Jarrar was sentenced to 15 months in Israeli prison, as well as a fine of 10,000 NIS (approximately $2500 USD) as well as a suspended sentence of one year. “I did not expect anything from military courts. They are a joke, it’s like a big theater, I do not trust them and my detention has been political since the beginning,” said Jarrar, noting that she rejected the legitimacy of the military court system – which convicts over 99% of Palestinians before it – as a mechanism of occupation and colonial control.

Jarrar will be released at the Jubara checkpoint north of Tulkarem, where she will be received by comrades and supporters for a motorcade to her home; she will receive supporters on Saturday and Sunday at her office at the Palestinian Legislative Council on Sunday.

Jarrar’s case has drawn attention and support from thousands of international parliamentarians, women’s organizations and solidarity groups. Her arrest followed months after an attempt to forcibly transfer her to Jericho from her home in Ramallah, an attempt defeated in a month-long sit-in and permanent protest at the PLC building.

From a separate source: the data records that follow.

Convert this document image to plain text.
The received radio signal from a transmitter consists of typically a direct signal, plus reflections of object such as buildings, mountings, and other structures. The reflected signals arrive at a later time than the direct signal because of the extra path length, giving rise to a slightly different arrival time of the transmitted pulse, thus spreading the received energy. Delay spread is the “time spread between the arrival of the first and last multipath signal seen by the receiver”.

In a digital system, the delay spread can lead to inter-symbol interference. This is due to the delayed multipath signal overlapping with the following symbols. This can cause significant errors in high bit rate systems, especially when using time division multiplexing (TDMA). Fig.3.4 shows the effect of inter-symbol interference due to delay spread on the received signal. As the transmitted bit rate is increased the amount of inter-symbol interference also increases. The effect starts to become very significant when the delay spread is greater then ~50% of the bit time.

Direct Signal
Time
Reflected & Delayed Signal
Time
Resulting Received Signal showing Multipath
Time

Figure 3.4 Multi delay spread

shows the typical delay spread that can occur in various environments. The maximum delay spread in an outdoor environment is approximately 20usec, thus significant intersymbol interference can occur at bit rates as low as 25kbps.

Samidoun Palestinian Prisoner Solidarity Network salutes Khalida Jarrar and the Palestinian, Arab and international activists and supporters around the world who raised their voices for her freedom. Khalida Jarrar has always been a leading voice for freedom, justice and liberation for Palestinian prisoners and the entire Palestinian people. In the past 15 months, Khalida Jarrar has been a leader of the Palestinian people and of the Palestinian prisoner movement from behind bars, supporting her fellow imprisoned Palestinians and expressing her dedication to the cause of Palestinian liberation.  We look forward not only to welcoming Khalida Jarrar to freedom, but to continue on her path of struggle until the freedom of every Palestinian political prisoner behind bars, and the freedom of Palestine.